Médecin venu du Sud, Julien soigne les gens du Nord avec compassion, « à l’ancienne », en ayant autant à cœur la personne que le traitement de la maladie qui l’affecte. Mais il lui manque quelque chose, dans ce Nord : sa fille, restée au Sud. Sur un coup de tête, il entreprend d’aller la retrouver en motoneige, de traverser l’implacable désert blanc, qui, soudain, brise l’élan de son rêve fou. Incapable de poursuivre son voyage à cause d’un bris mécanique, il apprend à survivre seul dans ce froid immense, mais à quel prix ? Se nourrir, se réchauffer, croire en soi afin que l’impossible printemps arrive et permette de terminer son périple.

Peut-être aussi que, pour survivre à un tel froid, il faut la chaleur d’une certaine foi. Et la présence d’un certain renard, qui ressemble à s’y méprendre à celui d’un certain Petit Prince…

C’est l’histoire d’un honnête homme qui a déjà trouvé des réponses à une part de son « mal être » (il quitte régulièrement le Sud du pays pour aller pratiquer la médecine dans le Nord, de manière plus humaine, en communion aussi avec la nature) mais qui n’a pas encore trouvé l’équilibre qui comblera ses béances. Ecartelé entre ce Nord où une compagne aimante lui demande un enfant et ce Sud où vit sa petite fille Marie, qu’il veut rejoindre sur un coup de t^te, il se retrouve suite à un accident plongé dans l’entre-deux, perdu dans une étendue glacée immense. Confronté à ses limites, il réussit à tenir pendant deux mois en chassant, en trouvant une cabane pour s’abriter, et aussi avec l’aide mystérieuse d’un renard presque apprivoisé qu’il surnommera Alex. A ce moment-là, sa communion forcée mais toujours poétique avec la nature tient d’une spiritualité bien nécessaire pour survivre.

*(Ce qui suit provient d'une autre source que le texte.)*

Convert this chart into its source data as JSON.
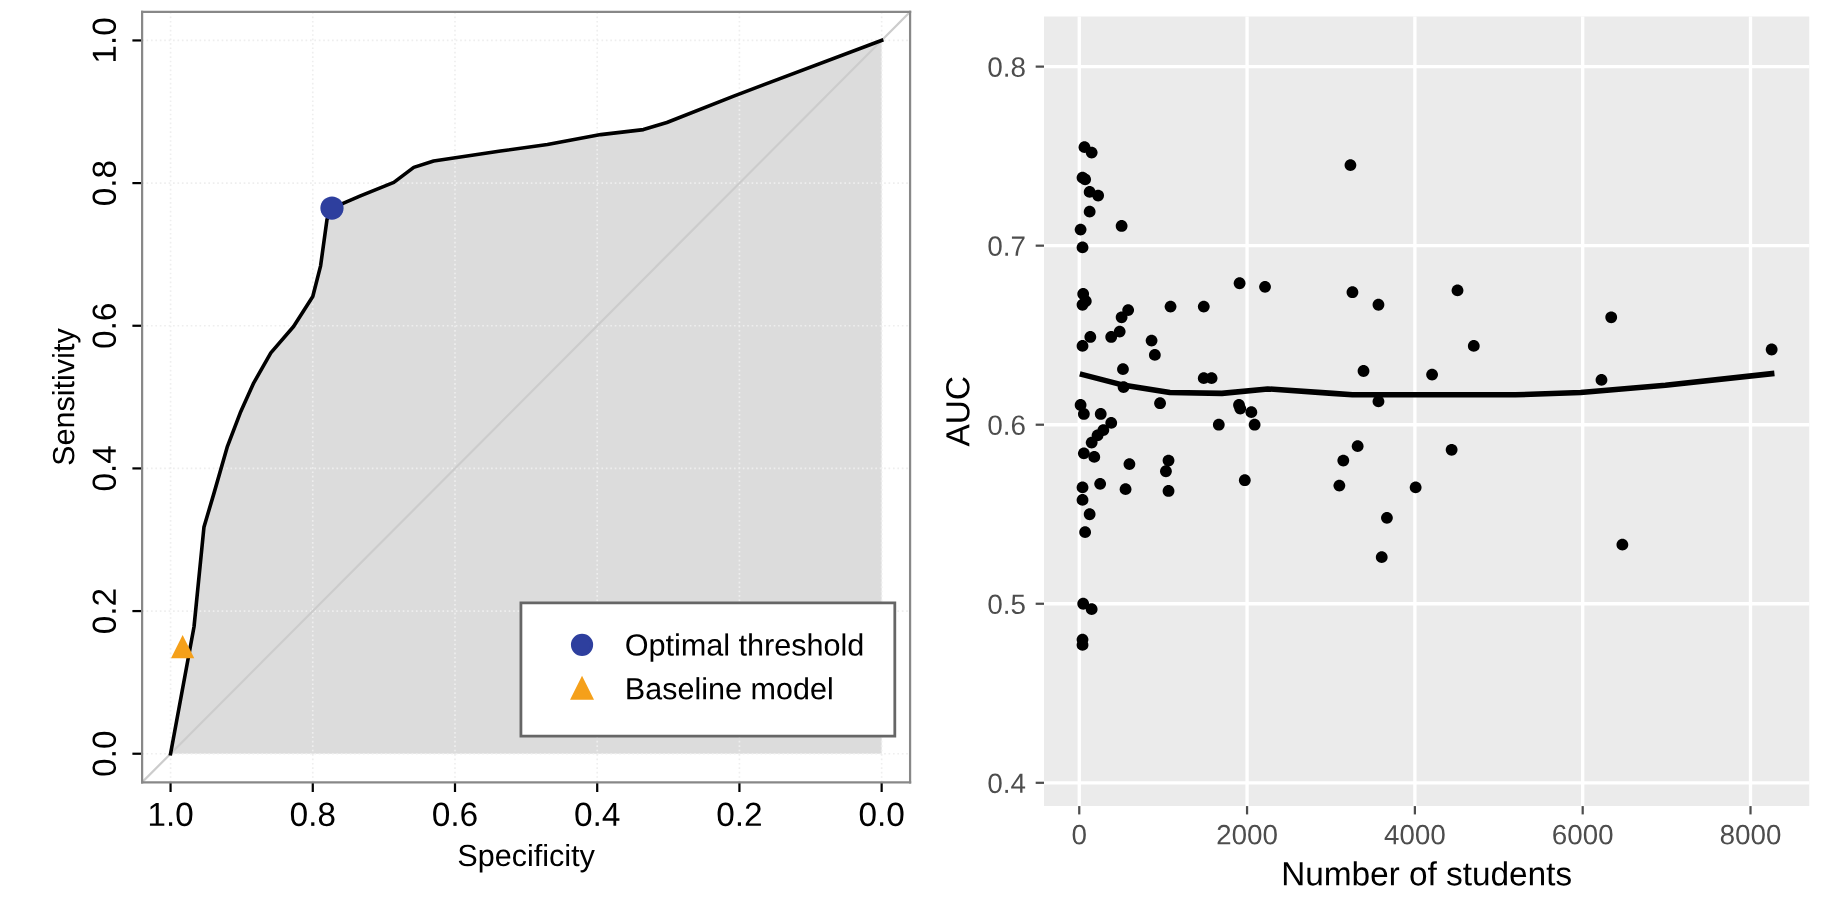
{
  "chart_data": [
    {
      "type": "line",
      "xlabel": "Specificity",
      "ylabel": "Sensitivity",
      "xlim": [
        1.04,
        -0.04
      ],
      "ylim": [
        -0.04,
        1.04
      ],
      "xticks": [
        {
          "value": 1,
          "label": "1.0"
        },
        0.8,
        0.6,
        0.4,
        0.2,
        {
          "value": 0,
          "label": "0.0"
        }
      ],
      "yticks": [
        {
          "value": 0,
          "label": "0.0"
        },
        0.2,
        0.4,
        0.6,
        0.8,
        {
          "value": 1,
          "label": "1.0"
        }
      ],
      "grid": true,
      "legend": "bottom right",
      "series": [
        {
          "type": "area",
          "color": "#dcdcdc",
          "x": [
            1.0,
            0.967,
            0.953,
            0.939,
            0.92,
            0.902,
            0.883,
            0.859,
            0.827,
            0.8,
            0.789,
            0.78,
            0.773,
            0.733,
            0.686,
            0.658,
            0.63,
            0.536,
            0.47,
            0.395,
            0.335,
            0.302,
            0.208,
            0.0
          ],
          "values": [
            0.0,
            0.178,
            0.318,
            0.365,
            0.431,
            0.478,
            0.52,
            0.562,
            0.599,
            0.641,
            0.684,
            0.749,
            0.765,
            0.782,
            0.801,
            0.822,
            0.831,
            0.845,
            0.854,
            0.868,
            0.875,
            0.885,
            0.922,
            1.0
          ]
        },
        {
          "type": "line",
          "color": "#cccccc",
          "x": [
            1.04,
            -0.04
          ],
          "values": [
            -0.04,
            1.04
          ]
        },
        {
          "type": "scatter",
          "name": "Optimal threshold",
          "color": "#2e3f9e",
          "marker": "circle",
          "x": [
            0.773
          ],
          "values": [
            0.765
          ]
        },
        {
          "type": "scatter",
          "name": "Baseline model",
          "color": "#f5a01a",
          "marker": "triangle",
          "x": [
            0.983
          ],
          "values": [
            0.15
          ]
        }
      ]
    },
    {
      "type": "scatter",
      "xlabel": "Number of students",
      "ylabel": "AUC",
      "xlim": [
        -420,
        8700
      ],
      "ylim": [
        0.387,
        0.828
      ],
      "xticks": [
        0,
        2000,
        4000,
        6000,
        8000
      ],
      "yticks": [
        0.4,
        0.5,
        0.6,
        0.7,
        0.8
      ],
      "grid": true,
      "series": [
        {
          "type": "scatter",
          "color": "#000000",
          "marker": "circle",
          "x": [
            62,
            148,
            39,
            70,
            124,
            225,
            124,
            16,
            505,
            39,
            47,
            78,
            39,
            505,
            583,
            1088,
            1484,
            1911,
            2214,
            132,
            39,
            381,
            482,
            862,
            901,
            521,
            528,
            1484,
            1577,
            963,
            16,
            55,
            1904,
            1919,
            2051,
            2090,
            1663,
            256,
            381,
            287,
            218,
            148,
            55,
            179,
            598,
            1064,
            1033,
            1064,
            552,
            249,
            39,
            39,
            124,
            70,
            1973,
            47,
            148,
            39,
            39,
            3100,
            3147,
            3232,
            3256,
            3388,
            3318,
            3566,
            3566,
            3667,
            3605,
            4009,
            4205,
            4438,
            4508,
            4702,
            6224,
            6340,
            6473,
            8252
          ],
          "values": [
            0.755,
            0.752,
            0.738,
            0.737,
            0.73,
            0.728,
            0.719,
            0.709,
            0.711,
            0.699,
            0.673,
            0.669,
            0.667,
            0.66,
            0.664,
            0.666,
            0.666,
            0.679,
            0.677,
            0.649,
            0.644,
            0.649,
            0.652,
            0.647,
            0.639,
            0.631,
            0.621,
            0.626,
            0.626,
            0.612,
            0.611,
            0.606,
            0.611,
            0.609,
            0.607,
            0.6,
            0.6,
            0.606,
            0.601,
            0.597,
            0.594,
            0.59,
            0.584,
            0.582,
            0.578,
            0.58,
            0.574,
            0.563,
            0.564,
            0.567,
            0.565,
            0.558,
            0.55,
            0.54,
            0.569,
            0.5,
            0.497,
            0.48,
            0.477,
            0.566,
            0.58,
            0.745,
            0.674,
            0.63,
            0.588,
            0.667,
            0.613,
            0.548,
            0.526,
            0.565,
            0.628,
            0.586,
            0.675,
            0.644,
            0.625,
            0.66,
            0.533,
            0.642
          ]
        },
        {
          "type": "line",
          "color": "#000000",
          "x": [
            39,
            536,
            1080,
            1700,
            2245,
            3020,
            3256,
            4033,
            5198,
            5976,
            6986,
            8252
          ],
          "values": [
            0.628,
            0.622,
            0.618,
            0.6175,
            0.62,
            0.6175,
            0.6167,
            0.6167,
            0.6167,
            0.618,
            0.622,
            0.6285
          ]
        }
      ]
    }
  ]
}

Quand il décide de repartir, avec un traîneau qu’il a bricolé lui-même, le renard semble le conduire vers une autre cabane (plus proche de la « civilisation ») où vit un homme seul. Et c’est cette rencontre qui donnera à Julien la clé de cet équilibre dont il a soif depuis si longtemps.

Bon, il me faut avouer que j’ai trouvé le personnage un peu exalté et certaines coïncidences un peu téléphonées mais ce lien à la fois poétique et sauvage à la nature (Jean Désy est médecin et écrivain, poète aussi), cette quête de sens qui trouve sa réponse à la fin sont particulièrement touchants, interpellants. C’est la juste place de la mort dans la vie qui ouvre le sens à Julien. Je relirai la poésie de Jean Désy pour y puiser là aussi de la nourriture spirituelle.

« Quand je me laisse emporter par le tourbillon de la vie humaine, je me sens exactement comme ce grand brûlé. Je n’ai plus d’âme ; je cours après mes jouissances dans des centres commerciaux et après mon repos dans des vidéos. Il suffit que certains patients passent tout près de leur mort et que je me sente responsable de leur mort pour que, chaque fois, j’aie envie de me rapetisser, de me sauver, de me libérer de ce poids de souffrance qui m’écrase le coeur et la tête jusqu’à la nausée. » (p. 22-23)

« Pour rendre visible la splendeur des lacs enneigés et empêcher qu’il soit totalement absurde de s’y perdre les jours de grands froids, il faut la parole et ses lumières, plus un peu de pain à portée de la main. Et la prière. » (p. 47)

« Alex à mes côtés, sous l’appentis, accroupi devant un feu de petite joie fait de branches d’épinette, j’ai senti que ce n’était plus la conviction de ma survivance qui me dirigeait, mais ma fille à aimer, tout comme j’aimais le monde inuit. L’idée ne suffit pas pour survivre ; il faut la foi, irrationnelle foi en la folie amoureuse qui mène toute vie. » (p. 73)

Jean DESY, Le coureur de froid, Bibliothèque québécoise, 2018 (Les Editions XYZ, 2001)

La Bibliothèque québécoise fête ses 30 ans cette année.